At the time, Prime Minister Manmohan Singh vowed that repealing the law would not weaken the country’s ability to combat terrorism, but the recent spate of attacks has challenged that assertion.
"More than four years into its term, the government’s record on this account is looking even more shocking," the Indian Express newspaper said.
"They have simply not done enough to bring closure to any of the terrorist incidents of the past four years, to follow leads thoroughly, to crack the organisations behind the incidents," the Express said.
The Hindustan Times accused both the government and opposition of being too willing to "woefully sacrifice national consensus against a common enemy" at the altar of political one-upmanship.

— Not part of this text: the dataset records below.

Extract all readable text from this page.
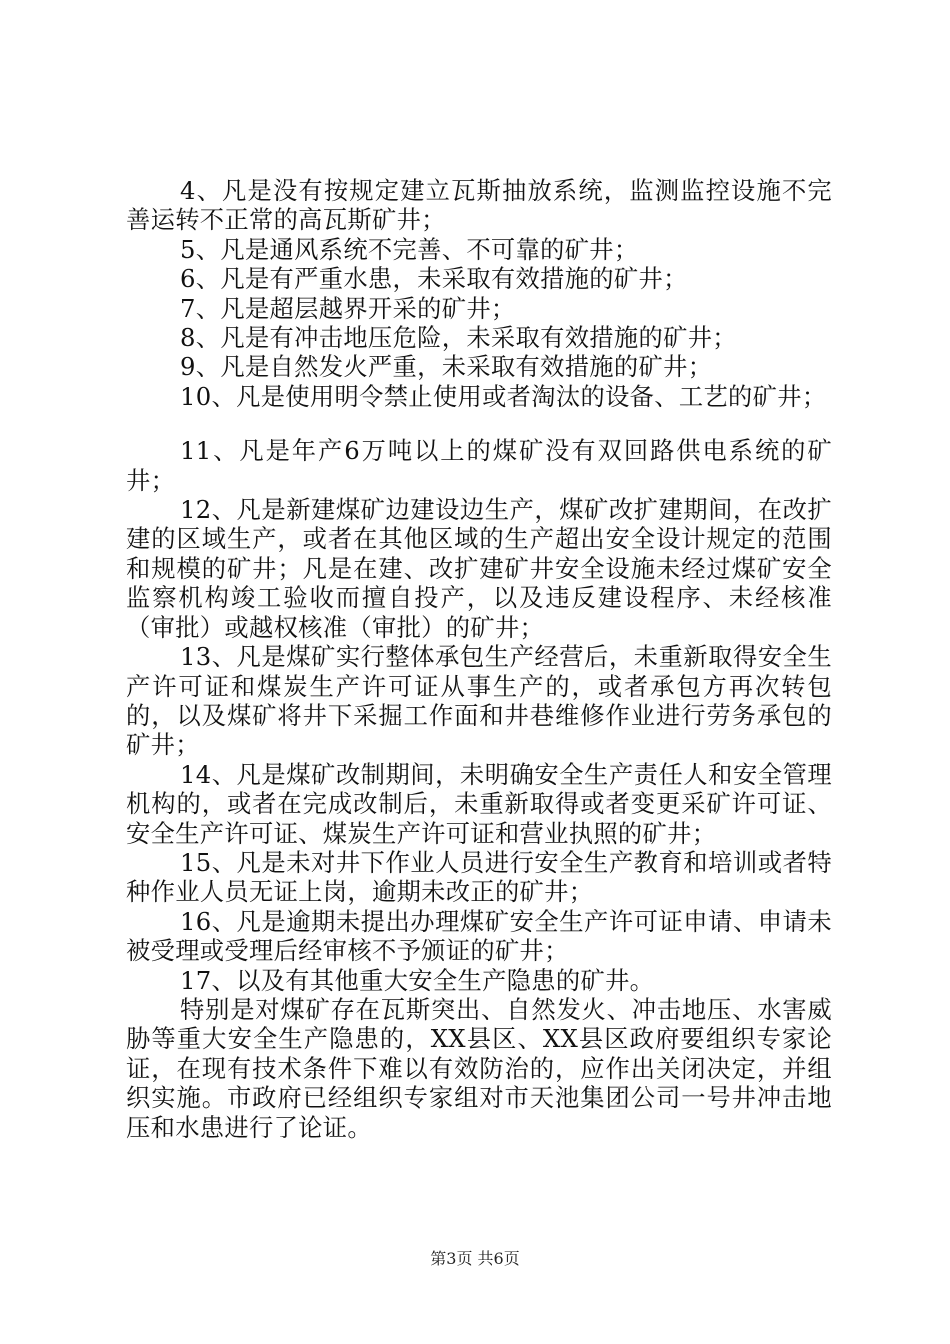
4、凡是没有按规定建立瓦斯抽放系统，监测监控设施不完善运转不正常的高瓦斯矿井；

5、凡是通风系统不完善、不可靠的矿井；

6、凡是有严重水患，未采取有效措施的矿井；

7、凡是超层越界开采的矿井；

8、凡是有冲击地压危险，未采取有效措施的矿井；

9、凡是自然发火严重，未采取有效措施的矿井；

10、凡是使用明令禁止使用或者淘汰的设备、工艺的矿井；

11、凡是年产6万吨以上的煤矿没有双回路供电系统的矿井；

12、凡是新建煤矿边建设边生产，煤矿改扩建期间，在改扩建的区域生产，或者在其他区域的生产超出安全设计规定的范围和规模的矿井；凡是在建、改扩建矿井安全设施未经过煤矿安全监察机构竣工验收而擅自投产，以及违反建设程序、未经核准（审批）或越权核准（审批）的矿井；

13、凡是煤矿实行整体承包生产经营后，未重新取得安全生产许可证和煤炭生产许可证从事生产的，或者承包方再次转包的，以及煤矿将井下采掘工作面和井巷维修作业进行劳务承包的矿井；

14、凡是煤矿改制期间，未明确安全生产责任人和安全管理机构的，或者在完成改制后，未重新取得或者变更采矿许可证、安全生产许可证、煤炭生产许可证和营业执照的矿井；

15、凡是未对井下作业人员进行安全生产教育和培训或者特种作业人员无证上岗，逾期未改正的矿井；

16、凡是逾期未提出办理煤矿安全生产许可证申请、申请未被受理或受理后经审核不予颁证的矿井；

17、以及有其他重大安全生产隐患的矿井。

特别是对煤矿存在瓦斯突出、自然发火、冲击地压、水害威胁等重大安全生产隐患的，XX县区、XX县区政府要组织专家论证，在现有技术条件下难以有效防治的，应作出关闭决定，并组织实施。市政府已经组织专家组对市天池集团公司一号井冲击地压和水患进行了论证。

第3页 共6页
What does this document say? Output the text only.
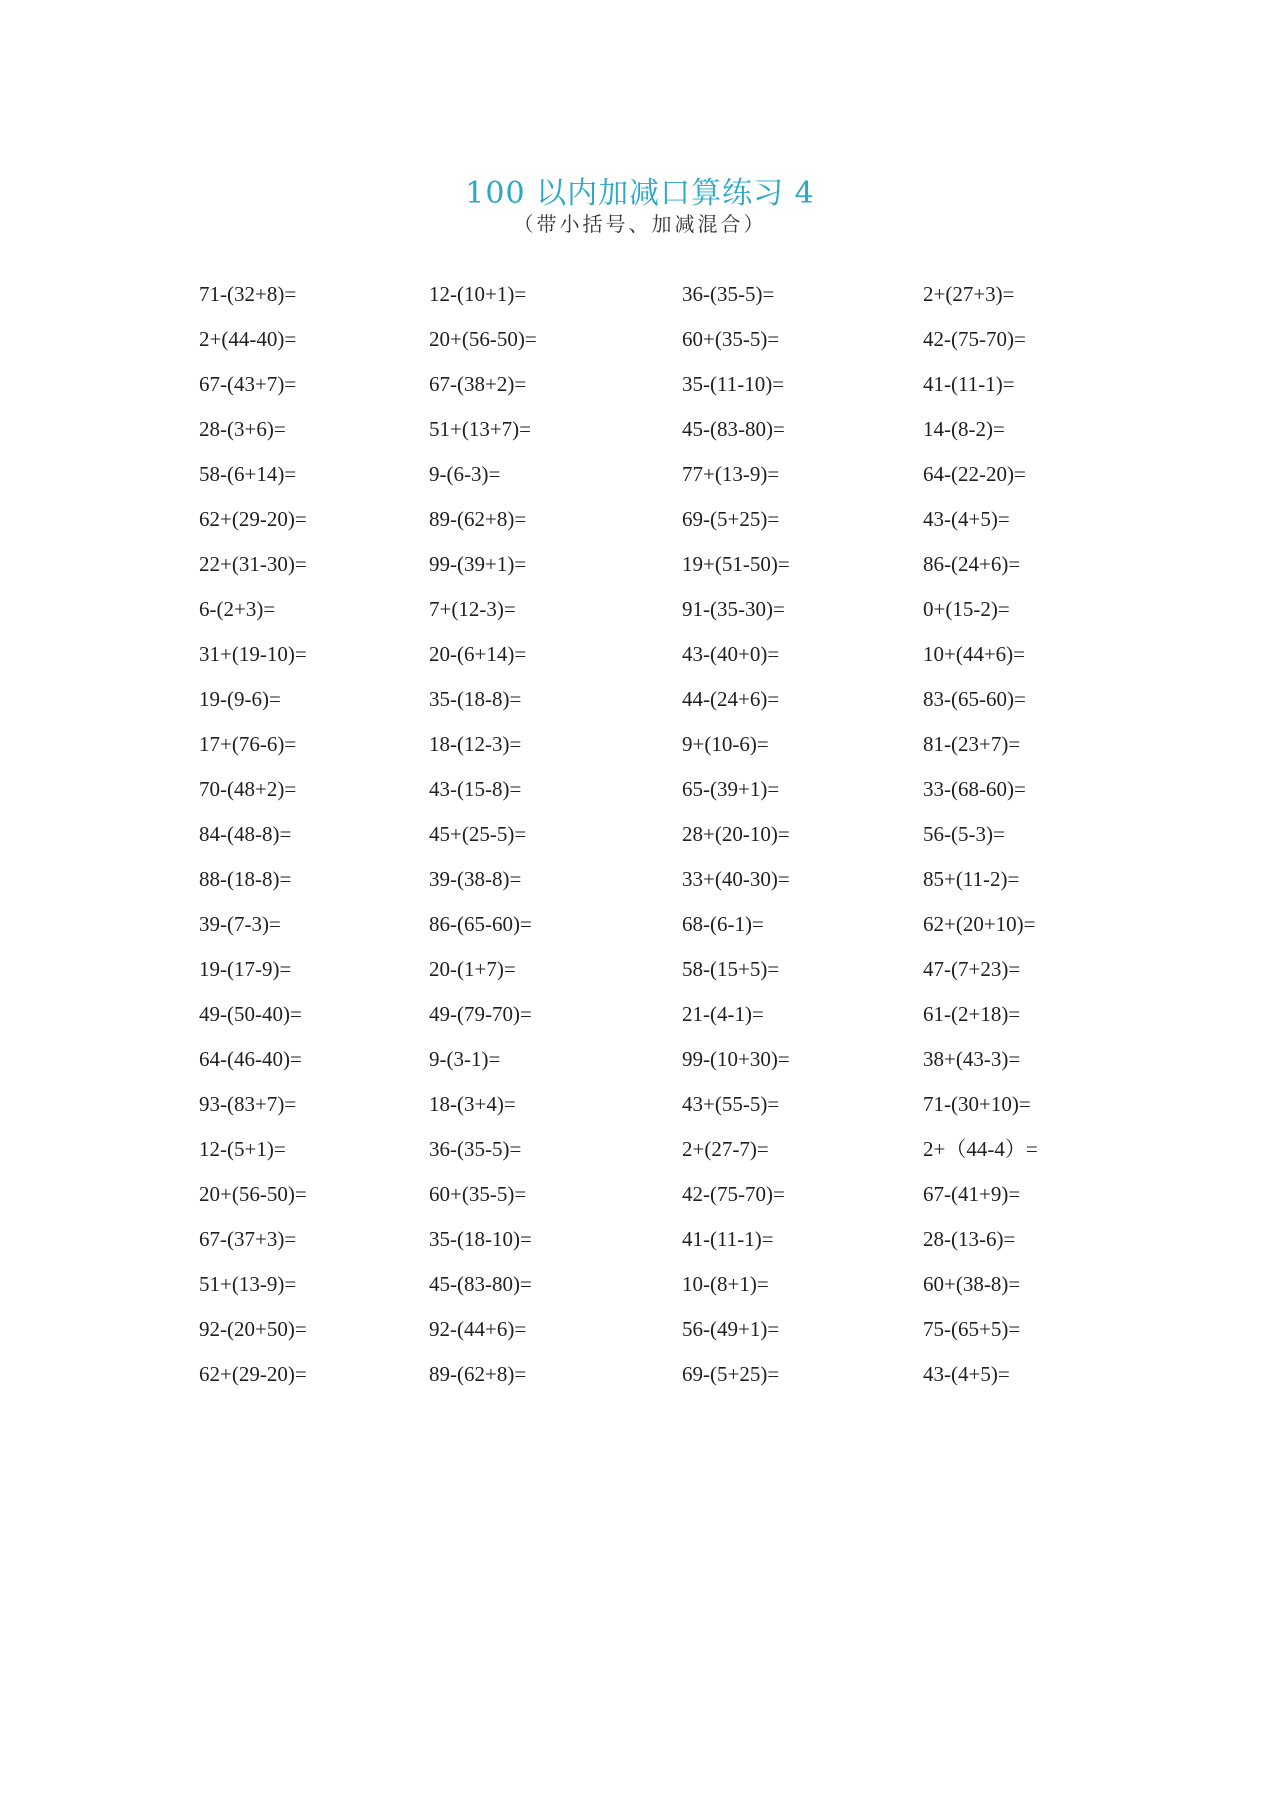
100 以内加减口算练习 4
（带小括号、加减混合）
71-(32+8)=	12-(10+1)=	36-(35-5)=	2+(27+3)=
2+(44-40)=	20+(56-50)=	60+(35-5)=	42-(75-70)=
67-(43+7)=	67-(38+2)=	35-(11-10)=	41-(11-1)=
28-(3+6)=	51+(13+7)=	45-(83-80)=	14-(8-2)=
58-(6+14)=	9-(6-3)=	77+(13-9)=	64-(22-20)=
62+(29-20)=	89-(62+8)=	69-(5+25)=	43-(4+5)=
22+(31-30)=	99-(39+1)=	19+(51-50)=	86-(24+6)=
6-(2+3)=	7+(12-3)=	91-(35-30)=	0+(15-2)=
31+(19-10)=	20-(6+14)=	43-(40+0)=	10+(44+6)=
19-(9-6)=	35-(18-8)=	44-(24+6)=	83-(65-60)=
17+(76-6)=	18-(12-3)=	9+(10-6)=	81-(23+7)=
70-(48+2)=	43-(15-8)=	65-(39+1)=	33-(68-60)=
84-(48-8)=	45+(25-5)=	28+(20-10)=	56-(5-3)=
88-(18-8)=	39-(38-8)=	33+(40-30)=	85+(11-2)=
39-(7-3)=	86-(65-60)=	68-(6-1)=	62+(20+10)=
19-(17-9)=	20-(1+7)=	58-(15+5)=	47-(7+23)=
49-(50-40)=	49-(79-70)=	21-(4-1)=	61-(2+18)=
64-(46-40)=	9-(3-1)=	99-(10+30)=	38+(43-3)=
93-(83+7)=	18-(3+4)=	43+(55-5)=	71-(30+10)=
12-(5+1)=	36-(35-5)=	2+(27-7)=	2+（44-4）=
20+(56-50)=	60+(35-5)=	42-(75-70)=	67-(41+9)=
67-(37+3)=	35-(18-10)=	41-(11-1)=	28-(13-6)=
51+(13-9)=	45-(83-80)=	10-(8+1)=	60+(38-8)=
92-(20+50)=	92-(44+6)=	56-(49+1)=	75-(65+5)=
62+(29-20)=	89-(62+8)=	69-(5+25)=	43-(4+5)=
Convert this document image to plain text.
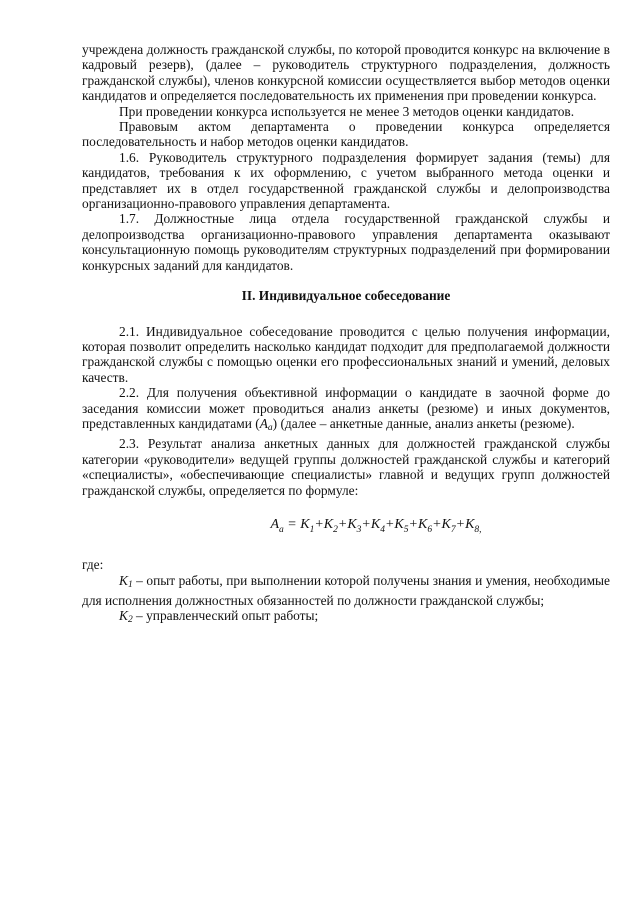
учреждена должность гражданской службы, по которой проводится конкурс на включение в кадровый резерв), (далее – руководитель структурного подразделения, должность гражданской службы), членов конкурсной комиссии осуществляется выбор методов оценки кандидатов и определяется последовательность их применения при проведении конкурса.

При проведении конкурса используется не менее 3 методов оценки кандидатов.

Правовым актом департамента о проведении конкурса определяется последовательность и набор методов оценки кандидатов.

1.6. Руководитель структурного подразделения формирует задания (темы) для кандидатов, требования к их оформлению, с учетом выбранного метода оценки и представляет их в отдел государственной гражданской службы и делопроизводства организационно-правового управления департамента.

1.7. Должностные лица отдела государственной гражданской службы и делопроизводства организационно-правового управления департамента оказывают консультационную помощь руководителям структурных подразделений при формировании конкурсных заданий для кандидатов.

II. Индивидуальное собеседование

2.1. Индивидуальное собеседование проводится с целью получения информации, которая позволит определить насколько кандидат подходит для предполагаемой должности гражданской службы с помощью оценки его профессиональных знаний и умений, деловых качеств.

2.2. Для получения объективной информации о кандидате в заочной форме до заседания комиссии может проводиться анализ анкеты (резюме) и иных документов, представленных кандидатами $(A_a)$ (далее – анкетные данные, анализ анкеты (резюме).

2.3. Результат анализа анкетных данных для должностей гражданской службы категории «руководители» ведущей группы должностей гражданской службы и категорий «специалисты», «обеспечивающие специалисты» главной и ведущих групп должностей гражданской службы, определяется по формуле:

$A_a = K_1+K_2+K_3+K_4+K_5+K_6+K_7+K_{8,}$

где:

$K_1$ – опыт работы, при выполнении которой получены знания и умения, необходимые для исполнения должностных обязанностей по должности гражданской службы;

$K_2$ – управленческий опыт работы;
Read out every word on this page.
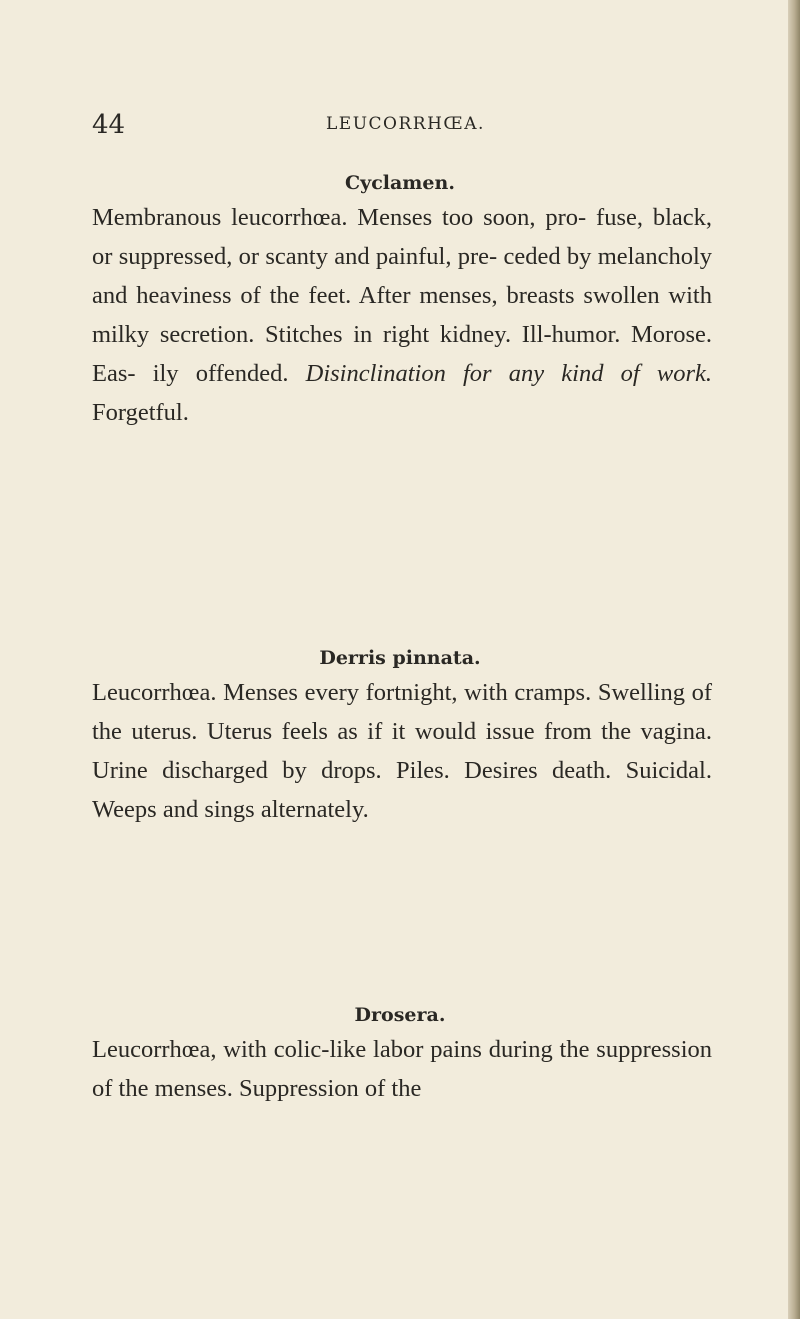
44	LEUCORRHŒA.
Cyclamen.
Membranous leucorrhœa. Menses too soon, pro- fuse, black, or suppressed, or scanty and painful, pre- ceded by melancholy and heaviness of the feet. After menses, breasts swollen with milky secretion. Stitches in right kidney. Ill-humor. Morose. Eas- ily offended. Disinclination for any kind of work. Forgetful.
Derris pinnata.
Leucorrhœa. Menses every fortnight, with cramps. Swelling of the uterus. Uterus feels as if it would issue from the vagina. Urine discharged by drops. Piles. Desires death. Suicidal. Weeps and sings alternately.
Drosera.
Leucorrhœa, with colic-like labor pains during the suppression of the menses. Suppression of the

"Going by the way we conduct our post-attack investigations and put into place barriers against future attacks, one would be forgiven for thinking we are new to terrorism," it said.
Police said the death toll from Saturday’s blasts had risen to 22, while some of the scores injured remained in critical condition.
The toll could have been higher as three more bombs were defused, including a device found near India Gate, one of the country’s most iconic monuments and a major tourist attraction in the heart of Delhi.
The federal government held a top-level security meeting on Sunday which, according to Home Secretary Madhukar Gupta, discussed "various measures" that may be needed in Delhi and other major cities.
However, The Hindu newspaper said it was clear that India’s police and intelligence services "simply do not have the resources they need to confront an urban terror offensive, unprecedented in its scale and significance."
In the past, India has blamed neighbouring Pakistan for orchestrating attacks on Indian soil, but the emergence of the Indian Mujahideen has forced authorities to confront the spectre of an effective, home-grown militant force.
Security experts say the formation of the outfit may be an effort to create a fresh identity for groups banned by the Indian government over the past few years such as the Students’ Islamic Movement of India (SIMI).
SIMI, founded over 30 years ago, was outlawed in 2001 over its alleged terror links and is currently challenging the ban in the Supreme Court.